If you read Chapter 1 very carefully you will be blessed with a very practical understanding of the magnetic field and all of its beautiful characteristics and its arcane terminology which is still in common use today (e.g. magnetomotive force, permeance, reluctance, flux vs flux density, etc.) The remaining chapters are also interesting, but not as well presented as Chapter 1, which I revere as a sparkling gem of engineering exposition.
It will also help your understanding if you construct a few simple air-core coils to experiment with as an aid to digestion of the basic concepts. Use a function generator to drive the coils and a smaller coil to sense the magnetic field and display it on an oscilloscope. The driven coils should be about 6-12 inches in diameter and the sense coil about 1/2" in diameter. A frequency of 1000 Hz is adequate. If you are really ambitious you should build the toroidal coil which the author uses as his main vehicle of explanation.

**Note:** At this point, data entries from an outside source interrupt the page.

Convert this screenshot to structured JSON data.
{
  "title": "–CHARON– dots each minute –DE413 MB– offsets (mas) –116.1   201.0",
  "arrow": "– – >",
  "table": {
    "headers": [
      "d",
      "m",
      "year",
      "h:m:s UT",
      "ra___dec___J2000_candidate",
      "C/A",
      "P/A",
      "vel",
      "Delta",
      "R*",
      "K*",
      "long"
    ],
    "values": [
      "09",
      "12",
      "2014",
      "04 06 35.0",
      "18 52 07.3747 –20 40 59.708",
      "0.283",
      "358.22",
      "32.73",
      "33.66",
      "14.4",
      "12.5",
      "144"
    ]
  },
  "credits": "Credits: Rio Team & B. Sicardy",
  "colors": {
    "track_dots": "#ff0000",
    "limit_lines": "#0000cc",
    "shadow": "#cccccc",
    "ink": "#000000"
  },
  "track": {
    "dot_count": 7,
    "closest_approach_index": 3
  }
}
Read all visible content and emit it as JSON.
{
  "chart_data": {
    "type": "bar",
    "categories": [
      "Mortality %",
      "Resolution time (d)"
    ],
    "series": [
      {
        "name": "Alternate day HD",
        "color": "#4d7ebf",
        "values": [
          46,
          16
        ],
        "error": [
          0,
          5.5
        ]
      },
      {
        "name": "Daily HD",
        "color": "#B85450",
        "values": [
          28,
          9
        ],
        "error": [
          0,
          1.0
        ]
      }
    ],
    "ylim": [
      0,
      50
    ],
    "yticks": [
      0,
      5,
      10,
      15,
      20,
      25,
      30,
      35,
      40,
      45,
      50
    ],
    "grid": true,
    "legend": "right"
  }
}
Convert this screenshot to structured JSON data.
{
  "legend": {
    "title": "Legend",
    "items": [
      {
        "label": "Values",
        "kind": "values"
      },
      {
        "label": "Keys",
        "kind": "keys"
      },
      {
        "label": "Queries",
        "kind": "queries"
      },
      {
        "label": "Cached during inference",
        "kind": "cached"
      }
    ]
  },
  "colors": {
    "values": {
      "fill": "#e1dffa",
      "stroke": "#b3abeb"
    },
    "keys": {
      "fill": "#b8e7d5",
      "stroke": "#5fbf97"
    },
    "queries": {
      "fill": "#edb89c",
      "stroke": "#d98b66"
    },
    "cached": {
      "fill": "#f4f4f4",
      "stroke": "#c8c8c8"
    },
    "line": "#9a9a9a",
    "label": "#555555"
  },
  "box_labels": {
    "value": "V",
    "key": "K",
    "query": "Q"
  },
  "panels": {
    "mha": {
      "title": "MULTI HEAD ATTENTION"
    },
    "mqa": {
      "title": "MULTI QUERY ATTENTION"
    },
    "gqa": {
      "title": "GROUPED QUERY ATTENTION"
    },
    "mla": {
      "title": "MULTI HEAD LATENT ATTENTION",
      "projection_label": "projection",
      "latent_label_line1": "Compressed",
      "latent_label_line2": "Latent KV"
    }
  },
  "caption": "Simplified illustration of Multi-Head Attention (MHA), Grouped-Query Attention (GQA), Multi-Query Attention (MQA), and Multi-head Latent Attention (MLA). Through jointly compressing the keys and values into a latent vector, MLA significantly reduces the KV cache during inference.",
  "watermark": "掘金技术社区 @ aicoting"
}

I'll end by giving my standard explanation of B & H: The simplest electrical circuit is a battery with a parallel connected resistor. Ohms Law can be learned solely from this simple arrangement of three elements - voltage source, resistance and wire - along with a voltmeter and ammeter. B & H can be analogously learned from the simplest magnetic circuit. This is a wire with a current (AC or DC) flowing through it.
The magnetic field produced by the current encircles the wire with a cylindrical formation of flux lines. "M" is the magnetomotive force analogous to the voltage of the battery in the Ohms Law example. "B" is the strength of the resulting magnetic flux field formed around the wire by that magnetomotive force M, and is analogous to the electrical current "I" in the Ohms Law example. The "resistor" is the permeability of the air surrounding the wire. The surrounding air forms a "collective" or "distributed" magnetic resistor of sorts around the wire. This "magnetic resistor" dictates a ratio of produced flux "B" for a given driving force (i.e. magnetomotive force) "M", which is in turn proportional to the value of the current flowing thru the wire, quite similar to Ohms Law. Unfortunately, we cannot purchase "magnetic resistors" in any value which suits our fancy. Nor is there a "Magnetomotive Force Meter" equivalent to our handy voltmeter available from Digikey. If you are fortunate enough to have a "flux meter" you could measure the "B" value of the flux lines surrounding the wire. So, imagine how you would decipher Ohms Law from the simple battery-resistor circuit I described above, if all you had to work with was an ammeter and did not know the value of the resistor or the voltage of the battery. It would be quite a puzzling intellectual exercise! This is the greatest practical burden to overcome when learning magnetic circuits - we simply don't have the basic magnetic measurement tools like we have for electricity.
Ahhhh, but nobody can lay it out exactly like good old Karapetoff - whoever he was and where ever he now rests!